刻々と状況の変わるスタートアップで働く日々はRPGのよう

ここからは、ぜひ貴社の社風なども教えてください。最近、社名を変更されたと伺いました。

そうなんです。もともとは「レベチ(レベルが違うの意)なことがしたい」という想いを込めてLevetty株式会社という社名にしていたのですが、2022年11月8日に社名とサービス名を統一し、Cloudbase株式会社へと生まれ変わりました。今は会社を新たなフェーズへと動かしている時期で、オフィスも移転したばかりですし、バリューも社内で検討して新たにつくり変えたところです。

新しいバリューはどのようなものに決定したのですか?

「お客様に深く寄り添い学び、共に成長しよう」という意味の“With Clients”、「思考のロックを外し、どうしたらできるかを探し求めよう」という想いを込めた“Unlock”、「お客様を、チームを、自分自身を、そして世界を、ワクワクさせよう」というメッセージを込めた“Be an Entertainer”の三つを新たなバリューとして設定しました。

Credit:Cloudbase株式会社

このバリューに決めるにあたっては、弊社のフルタイムメンバー8名とも話し合いました。
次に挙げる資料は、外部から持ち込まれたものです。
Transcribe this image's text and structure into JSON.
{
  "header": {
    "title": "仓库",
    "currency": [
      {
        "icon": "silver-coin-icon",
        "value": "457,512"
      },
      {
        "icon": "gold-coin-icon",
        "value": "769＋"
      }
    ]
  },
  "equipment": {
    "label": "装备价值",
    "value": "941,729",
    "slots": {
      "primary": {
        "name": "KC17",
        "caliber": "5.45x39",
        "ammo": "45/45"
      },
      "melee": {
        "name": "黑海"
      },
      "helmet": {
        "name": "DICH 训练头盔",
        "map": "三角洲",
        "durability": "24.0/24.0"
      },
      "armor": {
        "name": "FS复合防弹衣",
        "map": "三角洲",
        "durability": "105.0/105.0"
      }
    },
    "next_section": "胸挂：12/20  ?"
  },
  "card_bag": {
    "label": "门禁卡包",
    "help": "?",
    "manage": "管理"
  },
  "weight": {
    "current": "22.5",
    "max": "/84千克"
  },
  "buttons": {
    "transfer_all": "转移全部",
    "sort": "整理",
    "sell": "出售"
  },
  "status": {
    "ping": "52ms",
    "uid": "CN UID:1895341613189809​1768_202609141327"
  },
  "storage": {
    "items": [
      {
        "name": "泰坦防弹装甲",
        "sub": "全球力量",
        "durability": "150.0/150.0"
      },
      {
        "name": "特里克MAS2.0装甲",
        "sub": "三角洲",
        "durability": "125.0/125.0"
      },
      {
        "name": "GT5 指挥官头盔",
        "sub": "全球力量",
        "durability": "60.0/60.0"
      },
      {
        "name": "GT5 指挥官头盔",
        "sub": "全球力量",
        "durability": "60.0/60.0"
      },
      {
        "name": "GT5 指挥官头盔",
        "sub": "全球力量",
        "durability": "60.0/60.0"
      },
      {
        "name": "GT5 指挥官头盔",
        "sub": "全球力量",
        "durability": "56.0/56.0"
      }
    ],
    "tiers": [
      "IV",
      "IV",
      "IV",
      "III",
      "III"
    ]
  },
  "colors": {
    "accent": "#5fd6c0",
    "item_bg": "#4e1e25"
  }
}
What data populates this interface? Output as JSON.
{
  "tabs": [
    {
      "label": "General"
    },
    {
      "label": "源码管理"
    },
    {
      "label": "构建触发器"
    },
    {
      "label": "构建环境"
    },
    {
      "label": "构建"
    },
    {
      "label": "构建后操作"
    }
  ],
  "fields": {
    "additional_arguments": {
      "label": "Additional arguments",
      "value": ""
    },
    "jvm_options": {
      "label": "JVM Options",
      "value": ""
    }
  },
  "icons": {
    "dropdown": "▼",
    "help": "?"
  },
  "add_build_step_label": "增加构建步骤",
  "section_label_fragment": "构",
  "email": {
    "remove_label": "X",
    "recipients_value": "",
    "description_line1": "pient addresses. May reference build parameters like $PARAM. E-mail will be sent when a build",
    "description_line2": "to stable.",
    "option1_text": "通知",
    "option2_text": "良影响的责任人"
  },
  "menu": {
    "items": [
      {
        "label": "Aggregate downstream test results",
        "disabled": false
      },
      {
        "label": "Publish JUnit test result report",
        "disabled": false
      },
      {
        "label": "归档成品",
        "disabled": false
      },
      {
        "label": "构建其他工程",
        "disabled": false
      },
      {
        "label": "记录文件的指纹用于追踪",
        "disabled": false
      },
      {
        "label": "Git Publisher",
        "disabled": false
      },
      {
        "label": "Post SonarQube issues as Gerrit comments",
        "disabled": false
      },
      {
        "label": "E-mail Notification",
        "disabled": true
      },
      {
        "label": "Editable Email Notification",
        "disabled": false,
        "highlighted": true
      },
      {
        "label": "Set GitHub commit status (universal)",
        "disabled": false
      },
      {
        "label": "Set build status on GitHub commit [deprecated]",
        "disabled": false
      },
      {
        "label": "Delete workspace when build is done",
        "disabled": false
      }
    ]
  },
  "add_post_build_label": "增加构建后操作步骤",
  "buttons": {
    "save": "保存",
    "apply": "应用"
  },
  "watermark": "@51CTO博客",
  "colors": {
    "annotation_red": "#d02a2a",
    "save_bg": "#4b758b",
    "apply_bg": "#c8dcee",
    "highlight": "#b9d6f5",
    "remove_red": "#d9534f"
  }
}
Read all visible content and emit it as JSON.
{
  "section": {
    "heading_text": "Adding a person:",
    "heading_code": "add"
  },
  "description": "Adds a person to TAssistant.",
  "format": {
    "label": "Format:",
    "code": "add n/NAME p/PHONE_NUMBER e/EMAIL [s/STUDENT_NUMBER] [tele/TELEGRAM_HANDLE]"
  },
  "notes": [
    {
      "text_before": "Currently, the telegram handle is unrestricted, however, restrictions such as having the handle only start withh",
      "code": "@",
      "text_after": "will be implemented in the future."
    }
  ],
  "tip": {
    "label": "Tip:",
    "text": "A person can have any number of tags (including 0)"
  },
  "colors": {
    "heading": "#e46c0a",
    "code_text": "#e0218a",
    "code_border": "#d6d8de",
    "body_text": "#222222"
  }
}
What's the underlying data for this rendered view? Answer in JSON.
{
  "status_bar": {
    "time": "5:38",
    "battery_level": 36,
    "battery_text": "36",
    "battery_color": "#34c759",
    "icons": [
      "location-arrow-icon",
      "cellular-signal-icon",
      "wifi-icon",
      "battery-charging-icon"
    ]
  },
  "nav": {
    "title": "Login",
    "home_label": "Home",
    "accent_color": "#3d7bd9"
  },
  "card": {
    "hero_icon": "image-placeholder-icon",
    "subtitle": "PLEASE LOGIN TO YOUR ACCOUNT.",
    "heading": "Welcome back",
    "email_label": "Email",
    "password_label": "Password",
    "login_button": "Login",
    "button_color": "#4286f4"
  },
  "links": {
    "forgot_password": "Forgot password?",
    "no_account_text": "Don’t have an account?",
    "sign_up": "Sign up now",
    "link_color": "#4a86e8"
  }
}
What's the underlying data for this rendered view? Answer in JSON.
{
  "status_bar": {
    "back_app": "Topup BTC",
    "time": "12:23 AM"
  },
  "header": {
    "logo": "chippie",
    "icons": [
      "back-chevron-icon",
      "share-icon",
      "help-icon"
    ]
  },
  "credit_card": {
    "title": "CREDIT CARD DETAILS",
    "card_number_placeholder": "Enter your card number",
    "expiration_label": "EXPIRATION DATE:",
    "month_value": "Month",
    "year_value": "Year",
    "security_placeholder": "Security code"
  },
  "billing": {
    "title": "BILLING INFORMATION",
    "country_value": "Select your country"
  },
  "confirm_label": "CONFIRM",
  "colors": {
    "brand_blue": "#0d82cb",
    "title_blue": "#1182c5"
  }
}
全メンバーが体現できていることとして、これらの言葉が出てきたのはとても面白かったですね。ほかの会社にはない、弊社らしいバリューを設定できたのではないかと思います。

今後、どのような方に入社してほしいですか?

エンジニアでもビジネスサイドでも、新しい状況を自らキャッチアップして、学んでいける方にぜひ入社していただきたいです。というのも、セキュリティ分野のスタートアップは、国内ではほとんどプレーヤーがいません。また、大企業を相手にSaaSを売るようなスタートアップもなかなか見かけません。両者をかけ合わせると全くの未開拓分野といっても過言ではない市場なんです。だからこそ、僕らは日々どんなプロダクトであるべきか、どんな課題をどのように解決するのが理想的かといった根本的なところから議論し、サービスづくりを続けています。前提にとらわれず、新しいことを生み出したいと考える方にジョインしていただけたら嬉しいです。

今後の展望についてもお聞かせください。

今後は、国内のクラウドセキュリティ領域で最も使われるサービスを目指しつつ、いずれはアメリカ市場にも挑戦していきたいです。アメリカは市場規模も大きいですし、日本のスタートアップでアメリカに進出して成功した事例はほとんどありません。国内のスタートアップのエコシステムのためにも、僕らがアメリカ進出の成功事例をつくっていくことができたら理想的だなと思います。

創業したばかりの起業家に、ぜひ応援メッセージをいただけますか?

僕らもまだシード期のスタートアップなので、このような場でメッセージを述べるのもおこがましいのですが、創業直後は自分の力不足を認めることが大切だと思います。その上で人に話を聞き、先輩方の意見を取り入れていく。そうすることが新たな活路を見出し、チャンスをつかむきっかけになるのではないでしょうか。

起業家の先輩方も、以前はその先輩にお世話になっているからこそ、後輩をサポートしたいと考えている方も多いんです。事業に本当に必要な情報はネットには落ちていませんから、積極的に人と関わり、話を聞いてみるようにしていただけたらと思います。

最後に、読者へのメッセージをお願いいたします!

スタートアップの醍醐味は、日々刻々と状況の変わる面白さにあると思います。メンバーが1人増えるだけでも社内の空気が大きく変わりますし、契約が1社とれただけで経営状況も大きく変化します。ゲームに例えるなら、スタートアップで働く日々はまるでRPGです。強い味方や武器を手に入れれば敵が倒しやすくなりますし、戦いを続けていくと自分たちのレベルが上がって、さらに強い敵にチャレンジできる。そんな感覚を日々味わえると思います。

もちろん、スタートアップはゲームのように「クリア」の定義がありません。その時々の状況で経営判断の分岐もたくさんありますから、難しさもあります。でも、会社の中で挑戦し続けていれば次のキャリアにもつながりますし、世間で言われているよりもリスクは少ないように思います。スタートアップに転職したいと考えている方は、ぜひチャレンジしてほしいです。